Chegam à hora marcada, com a alegria própria de quem está a prestes a iniciar uma tarefa prazerosa. Cumprimentam-se de forma efusiva, tanto que ninguém diria que, umas semanas antes, os seus caminhos raramente se haviam cruzado. Partilhavam o mesmo local de residência e pouco mais. Agora, estão prestes a partilhar o mesmo palco, as mesmas palmas e a mesma sensação de glória. São cidadãos comuns como tantos outros, mas aos quais o encenador Leandro Ribeiro lançou o desafio de integrarem o elenco de Chuva Pasmada, espectáculo que tem por base a história contada por Mia Couto. A estreia acontece esta sexta-feira, 12 de setembro, mas a criação ainda tem muita estrada para andar. O objetivo passa por apresentá-la noutros palcos da região, e não só, e com o envolvimento de outras comunidades.
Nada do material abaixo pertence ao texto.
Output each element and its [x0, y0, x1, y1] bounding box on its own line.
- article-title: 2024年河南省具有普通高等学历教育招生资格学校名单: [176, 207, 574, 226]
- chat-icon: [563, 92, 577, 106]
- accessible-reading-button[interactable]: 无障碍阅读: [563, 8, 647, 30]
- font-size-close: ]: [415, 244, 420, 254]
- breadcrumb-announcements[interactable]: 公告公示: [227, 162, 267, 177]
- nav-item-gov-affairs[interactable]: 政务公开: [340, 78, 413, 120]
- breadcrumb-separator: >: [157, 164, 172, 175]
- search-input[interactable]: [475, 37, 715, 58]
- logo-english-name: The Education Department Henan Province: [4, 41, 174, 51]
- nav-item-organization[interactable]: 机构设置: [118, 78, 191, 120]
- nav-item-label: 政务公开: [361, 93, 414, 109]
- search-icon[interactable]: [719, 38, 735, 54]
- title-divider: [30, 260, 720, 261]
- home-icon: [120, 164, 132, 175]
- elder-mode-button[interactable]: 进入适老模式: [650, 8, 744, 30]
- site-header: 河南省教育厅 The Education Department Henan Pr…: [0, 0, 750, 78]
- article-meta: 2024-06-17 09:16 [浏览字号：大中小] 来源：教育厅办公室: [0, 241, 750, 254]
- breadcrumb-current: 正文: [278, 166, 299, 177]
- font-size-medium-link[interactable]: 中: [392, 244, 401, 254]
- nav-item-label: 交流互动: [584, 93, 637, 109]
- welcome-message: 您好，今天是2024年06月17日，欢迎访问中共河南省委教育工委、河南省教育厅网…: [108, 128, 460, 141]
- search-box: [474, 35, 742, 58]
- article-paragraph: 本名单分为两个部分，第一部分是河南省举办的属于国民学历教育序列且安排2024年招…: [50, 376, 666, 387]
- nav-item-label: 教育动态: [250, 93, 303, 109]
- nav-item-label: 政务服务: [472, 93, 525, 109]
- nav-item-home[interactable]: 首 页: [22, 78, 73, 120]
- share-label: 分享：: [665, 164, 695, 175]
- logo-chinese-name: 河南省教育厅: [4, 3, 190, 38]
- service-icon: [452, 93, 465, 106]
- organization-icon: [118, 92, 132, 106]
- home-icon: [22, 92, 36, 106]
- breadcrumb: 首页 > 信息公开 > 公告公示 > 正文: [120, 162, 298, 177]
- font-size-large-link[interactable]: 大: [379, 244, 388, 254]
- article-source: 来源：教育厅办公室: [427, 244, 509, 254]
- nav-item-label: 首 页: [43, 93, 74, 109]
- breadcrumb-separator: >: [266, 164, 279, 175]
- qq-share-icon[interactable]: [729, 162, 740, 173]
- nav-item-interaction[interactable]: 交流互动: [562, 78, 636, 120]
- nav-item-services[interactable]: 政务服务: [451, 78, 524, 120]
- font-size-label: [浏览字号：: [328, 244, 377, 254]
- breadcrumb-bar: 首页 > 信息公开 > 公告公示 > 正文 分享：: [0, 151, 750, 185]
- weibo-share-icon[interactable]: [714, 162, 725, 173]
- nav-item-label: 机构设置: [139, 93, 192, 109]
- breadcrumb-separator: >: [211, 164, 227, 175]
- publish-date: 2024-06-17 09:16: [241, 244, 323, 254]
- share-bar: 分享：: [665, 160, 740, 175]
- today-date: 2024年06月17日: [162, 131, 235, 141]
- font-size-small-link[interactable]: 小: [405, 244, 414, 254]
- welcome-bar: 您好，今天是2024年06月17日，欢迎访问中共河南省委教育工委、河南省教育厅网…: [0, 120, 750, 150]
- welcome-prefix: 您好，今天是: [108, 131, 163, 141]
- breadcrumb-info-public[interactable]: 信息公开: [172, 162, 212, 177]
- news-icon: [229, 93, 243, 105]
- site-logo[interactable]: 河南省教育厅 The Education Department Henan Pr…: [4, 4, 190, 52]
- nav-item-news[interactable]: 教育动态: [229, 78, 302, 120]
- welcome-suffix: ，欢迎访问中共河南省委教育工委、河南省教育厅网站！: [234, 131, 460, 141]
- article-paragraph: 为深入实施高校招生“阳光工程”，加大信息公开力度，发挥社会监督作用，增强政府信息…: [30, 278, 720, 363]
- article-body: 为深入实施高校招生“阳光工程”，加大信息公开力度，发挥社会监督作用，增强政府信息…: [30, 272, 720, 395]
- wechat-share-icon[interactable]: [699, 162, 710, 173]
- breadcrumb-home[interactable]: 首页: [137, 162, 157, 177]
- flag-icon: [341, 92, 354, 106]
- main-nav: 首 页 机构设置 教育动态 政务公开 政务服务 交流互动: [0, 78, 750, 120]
“A Câmara Municipal desafiou-me para fazer um trabalho em que o público alvo fosse a população sénior e deu-me carta branca para escolher a temática”, introduz Leandro Ribeiro, em conversa com a Aveiro Mag. Como conhecia bem o texto do livro A Chuva Pasmada, não teve grandes dúvidas. “É um texto que fala também do querer morrer, de chegarmos àquele estágio em que já faz sentido partirmos, de uma família de cinco elementos que está desestruturada e com um conflito de gerações. Achei que o público sénior se fosse identificar com toda esta temática”, argumenta, poucos minutos antes de dar início ao ensaio, no palco do Centro de Arte de Ovar.
Escolhido o texto, começou a adaptá-lo a teatro e decidiu incluir uma banda sonora tocada ao piano, ao vivo, pelo Hélder Bruno Martins. “Nunca trabalhei com ele, mas conhecia o trabalho dele e convidei-o. A resposta foi prontamente positiva”, conta o encenador natural de Ovar e que tem já uma vasta experiência nesta vertente de trabalho junto das comunidades – ainda recentemente liderou a produção “A Nossa Aldeia”, baseada na opereta de Egas Moniz.
“Gosto muito de trabalhar com a comunidade. Isto desafia-me, porque temos sempre muito pouco tempo, temos todos os conflitos pessoais e internos da comunidade, mas eles também estão muito prontos, estão sempre muito disponíveis e isso ajuda”, destaca. Em Chuva Pasmada, coloca 17 elementos da comunidade local em palco, juntamente com cinco atores profissionais.
Todos juntos, dão corpo e alma a um espetáculo que tem tudo para deixar Mia Couto feliz. “Tenho a certeza. Estamos a tentar respeitar a 90% o que ele escreveu, embora adaptando a teatro, e estamos a criar tensão nos momentos fortes que, na minha opinião, ele também gostaria de que acontecesse. E depois esta situação da identidade local acho que também diz muito a Mia Couto. Ele iria perceber esta questão de serem locais a fazer este trabalho”, vinca o encenador.
A mesma convicção tem Joaquim Margarido, ovarense que, pela primeira vez, aos 64 anos, veste a pele de ator. Ainda que esteja bastante acostumado a consumir cultura, e a escrever sobre ela no seu blogue pessoal – que vai buscar o nome a um soneto de Luís de Camões (Erros meus, Má fortuna, Amor ardente) – nunca tinha estado tão envolvido numa criação artística. “Mia Couto é daqueles escritores que, pela magia com que trata as palavras, mais me encanta. ‘A Chuva Pasmada’ é um exercício de magia literária absolutamente divinal. Eu não via, mas de jeito nenhum, este texto a ser transposto para teatro. Portanto, a minha primeira emoção à volta da Chuva Pasmada é a forma como o Leandro trabalhou o texto”, enaltece Margarido.
Gabriela Silva, de 53 anos, é outra das estreantes nestas andanças. “Tem sido uma experiência muito enriquecedora. Da comunidade, eu só conhecia duas ou três pessoas e dos cinco atores não conhecia nenhum, e estou a achar muito interessante a partilha de experiências e de conhecimento. Parecemos já uma grande família”, avaliava.